Gyllemark Paula, Forsberg Pia, Ernerudh Jan, Henningsson Anna J
Department of Infectious Diseases, Region Jönköping County, SE-551 85, Jönköping, Sweden.
Department of Clinical and Experimental Medicine and Department of Infectious Diseases, Linköping University, Linköping, Sweden.
J Neuroinflammation. 2017 Feb 1;14(1):27. doi: 10.1186/s12974-017-0789-6.
B cell immunity, including the chemokine CXCL13, has an established role in Lyme neuroborreliosis, and also, T helper (Th) 17 immunity, including IL-17A, has recently been implicated.
We analysed a set of cytokines and chemokines associated with B cell and Th17 immunity in cerebrospinal fluid and serum from clinically well-characterized patients with definite Lyme neuroborreliosis (group 1, n = 49), defined by both cerebrospinal fluid pleocytosis and Borrelia-specific antibodies in cerebrospinal fluid and from two groups with possible Lyme neuroborreliosis, showing either pleocytosis (group 2, n = 14) or Borrelia-specific antibodies in cerebrospinal fluid (group 3, n = 14). A non-Lyme neuroborreliosis reference group consisted of 88 patients lacking pleocytosis and Borrelia-specific antibodies in serum and cerebrospinal fluid.

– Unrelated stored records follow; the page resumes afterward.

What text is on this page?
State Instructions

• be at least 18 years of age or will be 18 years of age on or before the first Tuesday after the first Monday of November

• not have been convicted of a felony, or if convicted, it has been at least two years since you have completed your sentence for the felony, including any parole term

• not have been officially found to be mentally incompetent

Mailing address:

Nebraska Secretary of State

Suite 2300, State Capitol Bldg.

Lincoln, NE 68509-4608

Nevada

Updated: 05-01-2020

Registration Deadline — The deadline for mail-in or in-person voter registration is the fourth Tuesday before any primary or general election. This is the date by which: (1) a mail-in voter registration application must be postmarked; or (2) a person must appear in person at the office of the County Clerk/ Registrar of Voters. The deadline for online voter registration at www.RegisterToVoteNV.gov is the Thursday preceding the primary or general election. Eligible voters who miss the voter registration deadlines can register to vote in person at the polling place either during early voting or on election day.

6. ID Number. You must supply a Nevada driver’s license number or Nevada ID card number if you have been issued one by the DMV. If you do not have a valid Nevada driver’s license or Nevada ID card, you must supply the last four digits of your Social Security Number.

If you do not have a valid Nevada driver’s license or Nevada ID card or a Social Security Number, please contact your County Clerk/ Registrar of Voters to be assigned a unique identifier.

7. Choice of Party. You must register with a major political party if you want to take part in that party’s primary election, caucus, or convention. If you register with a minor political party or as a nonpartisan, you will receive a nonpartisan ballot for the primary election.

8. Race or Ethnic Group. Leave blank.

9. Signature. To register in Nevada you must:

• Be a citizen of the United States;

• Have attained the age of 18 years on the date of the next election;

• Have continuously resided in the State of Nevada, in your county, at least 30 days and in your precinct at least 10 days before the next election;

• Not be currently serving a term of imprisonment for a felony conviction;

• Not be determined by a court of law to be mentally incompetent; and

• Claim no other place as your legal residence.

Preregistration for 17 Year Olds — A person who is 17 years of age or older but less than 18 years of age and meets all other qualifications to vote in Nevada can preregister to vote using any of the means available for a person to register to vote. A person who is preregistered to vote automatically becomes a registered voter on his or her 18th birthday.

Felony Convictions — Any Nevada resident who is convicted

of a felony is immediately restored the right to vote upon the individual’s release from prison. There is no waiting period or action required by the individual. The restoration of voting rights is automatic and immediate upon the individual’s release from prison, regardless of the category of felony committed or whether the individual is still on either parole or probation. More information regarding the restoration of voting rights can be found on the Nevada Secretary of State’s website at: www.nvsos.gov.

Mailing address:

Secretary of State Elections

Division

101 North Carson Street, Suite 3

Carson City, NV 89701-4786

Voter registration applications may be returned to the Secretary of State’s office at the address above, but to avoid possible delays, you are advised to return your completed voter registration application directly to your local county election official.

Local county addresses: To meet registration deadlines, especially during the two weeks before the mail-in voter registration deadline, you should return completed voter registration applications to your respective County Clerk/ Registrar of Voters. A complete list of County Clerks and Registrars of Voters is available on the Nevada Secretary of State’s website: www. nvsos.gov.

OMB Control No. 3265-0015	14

Cerebrospinal fluid levels of B cell-associated markers (CXCL13, APRIL and BAFF) were significantly elevated in groups 1, 2 and 3 compared with the reference group, except for BAFF, which was not elevated in group 3. Regarding Th17-associated markers (IL-17A, CXCL1 and CCL20), CCL20 in cerebrospinal fluid was significantly elevated in groups 1, 2 and 3 compared with the reference group, while IL-17A and CXCL1 were elevated in group 1. Patients with time of recovery <3 months had lower cerebrospinal fluid levels of IL-17A, APRIL and BAFF compared to patients with recovery >3 months.

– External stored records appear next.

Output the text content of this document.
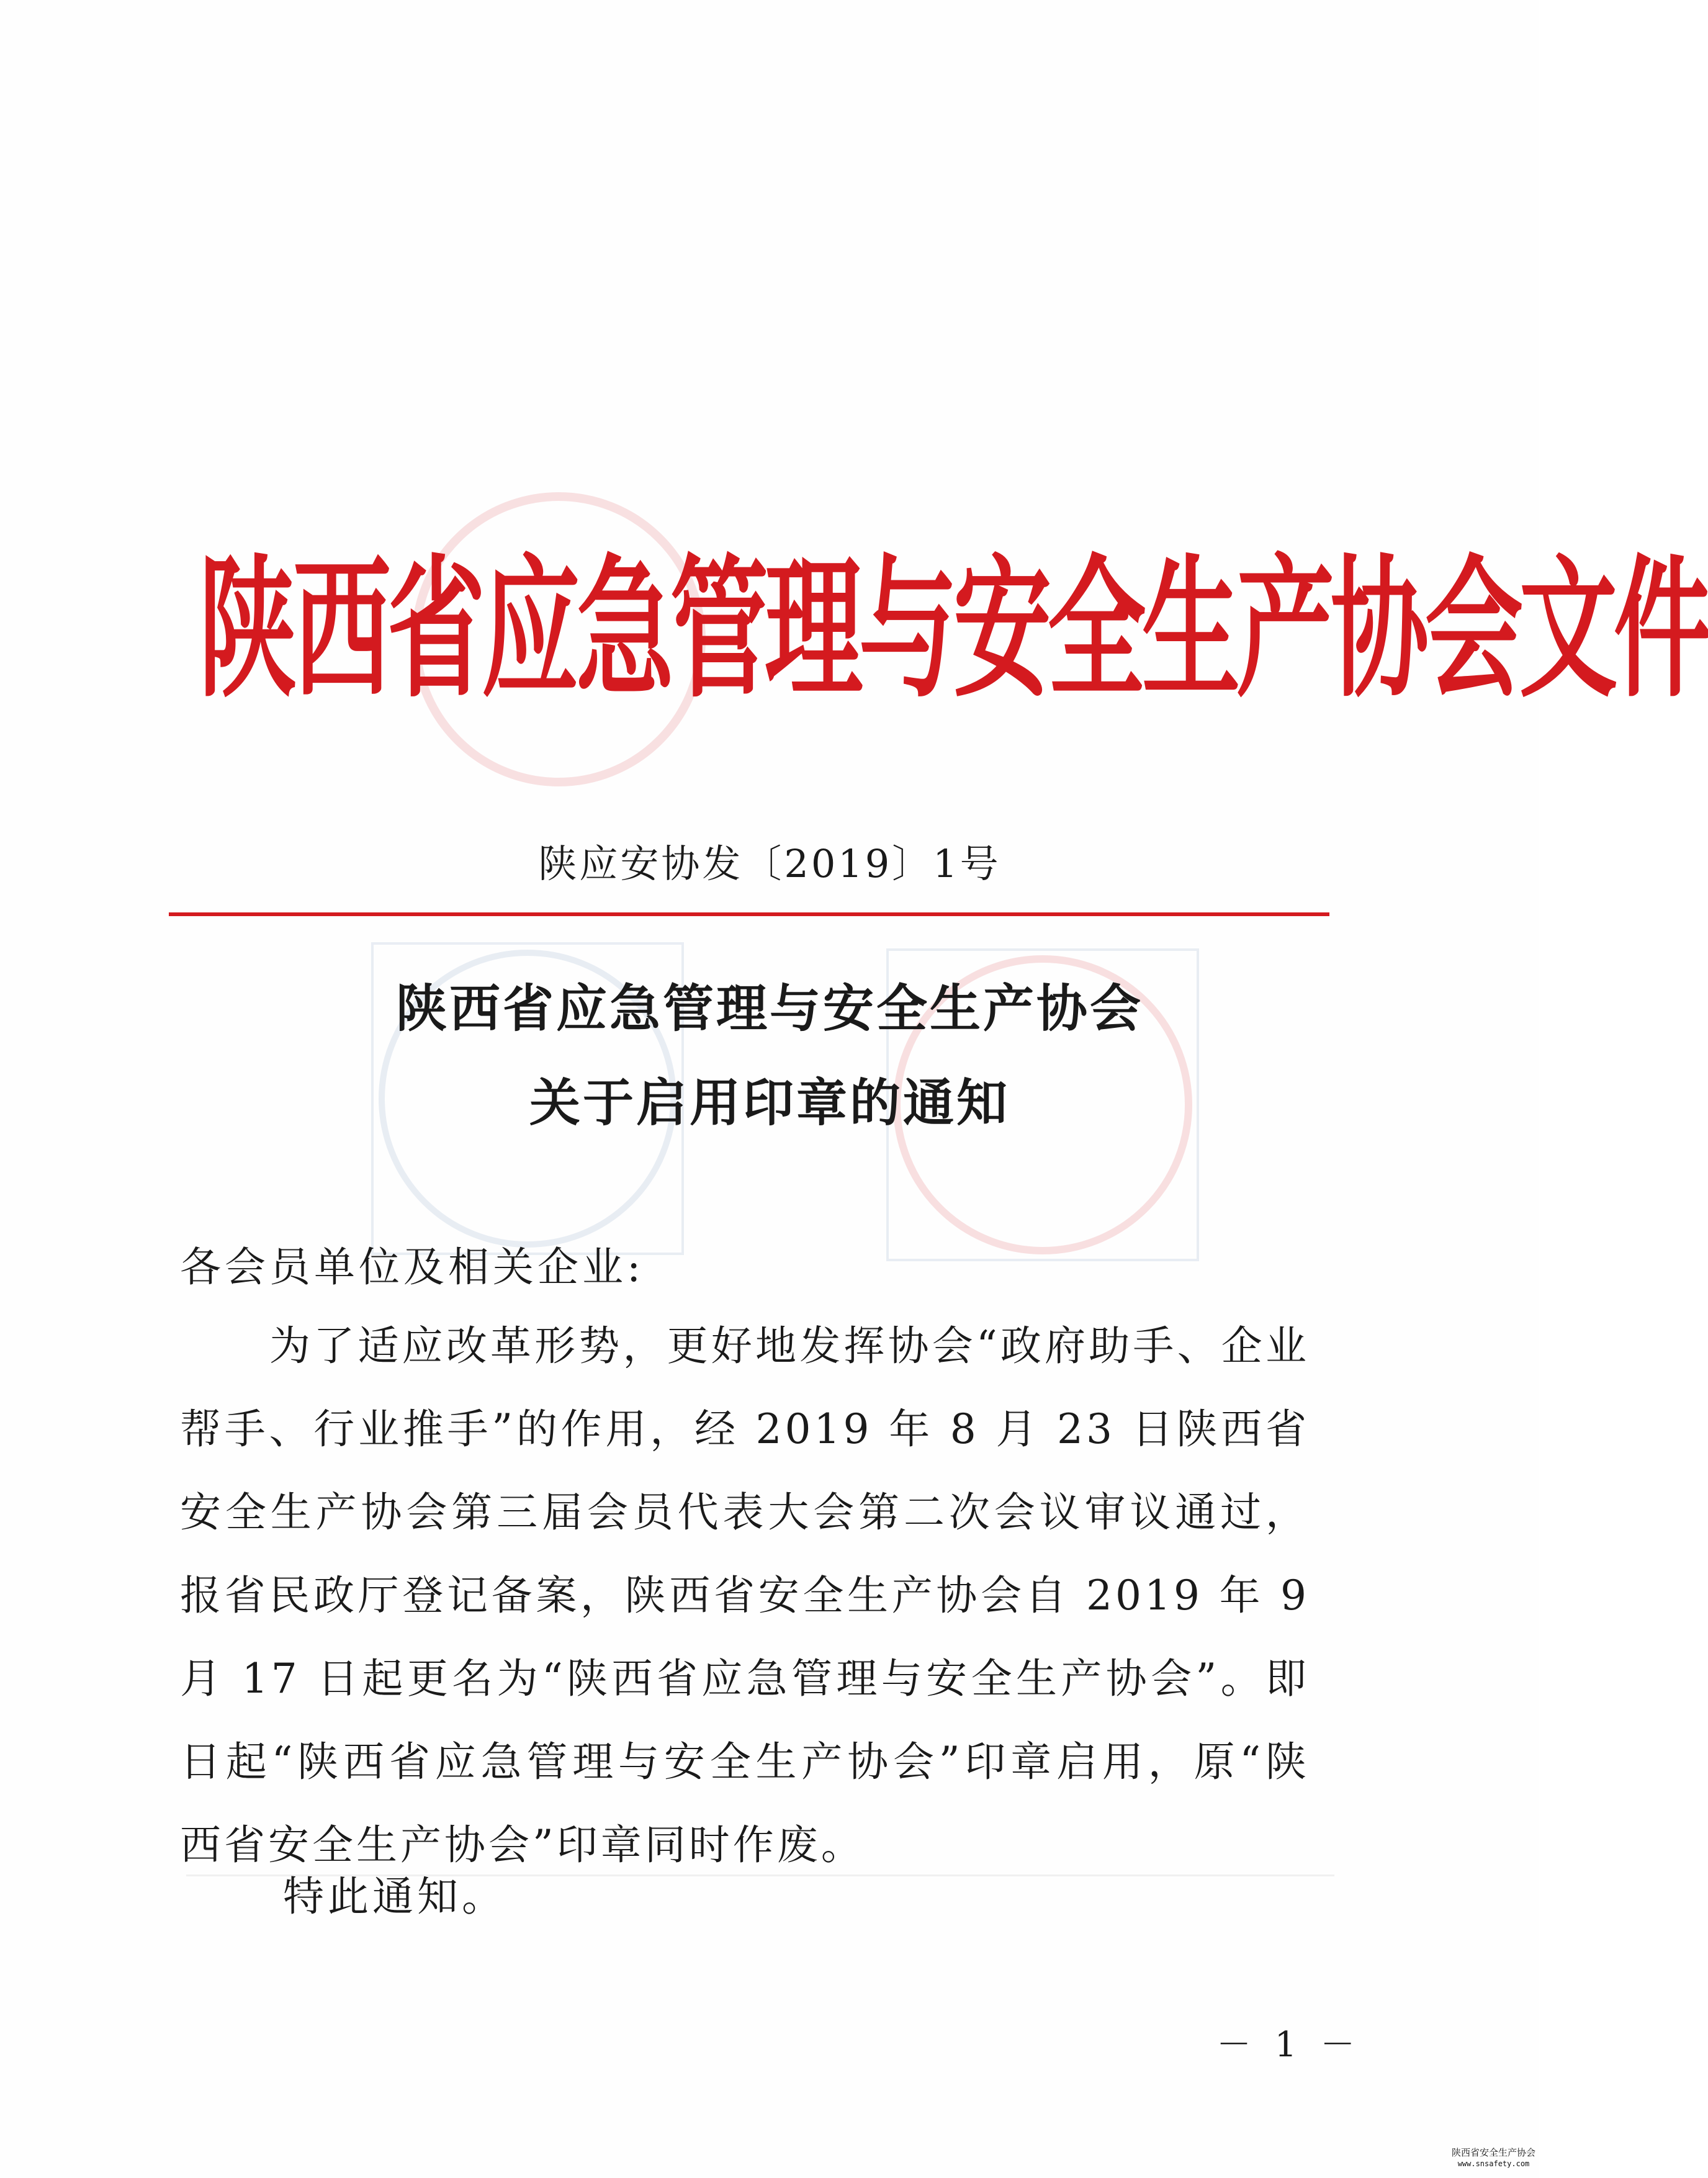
陕西省应急管理与安全生产协会文件
陕应安协发〔2019〕1号
陕西省应急管理与安全生产协会
关于启用印章的通知
各会员单位及相关企业:
为了适应改革形势，更好地发挥协会“政府助手、企业帮手、行业推手”的作用，经 2019 年 8 月 23 日陕西省安全生产协会第三届会员代表大会第二次会议审议通过，报省民政厅登记备案，陕西省安全生产协会自 2019 年 9 月 17 日起更名为“陕西省应急管理与安全生产协会”。即日起“陕西省应急管理与安全生产协会”印章启用，原“陕西省安全生产协会”印章同时作废。
特此通知。
－ 1 －
陕西省安全生产协会
www.snsafety.com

By using a set of markers in addition to CXCL13 and IL-17A, we confirm that B cell- and Th17-associated immune responses are involved in Lyme neuroborreliosis pathogenesis with different patterns in subgroups. Furthermore, IL-17A, APRIL and BAFF may be associated with time to recovery after treatment.
包括趋化因子CXCL13在内的B细胞免疫在莱姆病神经伯氏疏螺旋体病中已明确发挥作用,并且,包括白细胞介素-17A(IL-17A)在内的辅助性T细胞(Th)17免疫最近也被认为与之相关。
我们分析了一组与B细胞和Th17免疫相关的细胞因子和趋化因子,这些样本来自临床特征明确的确诊莱姆病神经伯氏疏螺旋体病患者(第1组,n = 49)的脑脊液和血清,其定义为脑脊液中存在细胞增多症以及脑脊液中有伯氏疏螺旋体特异性抗体;还来自两组可能患有莱姆病神经伯氏疏螺旋体病的患者,分别表现为细胞增多症(第2组,n = 14)或脑脊液中有伯氏疏螺旋体特异性抗体(第3组,n = 14)。一个非莱姆病神经伯氏疏螺旋体病参考组由88名血清和脑脊液中均无细胞增多症及伯氏疏螺旋体特异性抗体的患者组成。
与参考组相比,第1、2和3组脑脊液中B细胞相关标志物(CXCL13、增殖诱导配体(APRIL)和B细胞活化因子(BAFF))水平显著升高,但第3组中的BAFF未升高。关于Th17相关标志物(IL-17A、CXCL1和CC趋化因子配体20(CCL20)),与参考组相比,第1、2和3组脑脊液中的CCL20显著升高,而第1组中的IL-17A和CXCL1升高。恢复时间<3个月的患者脑脊液中IL-17A、APRIL和BAFF水平低于恢复时间>3个月的患者。
通过使用除CXCL13和IL-17A之外的一组标志物,我们证实B细胞和Th17相关免疫反应参与了莱姆病神经伯氏疏螺旋体病的发病机制,且在亚组中有不同模式。此外,IL-17A、APRIL和BAFF可能与治疗后的恢复时间有关。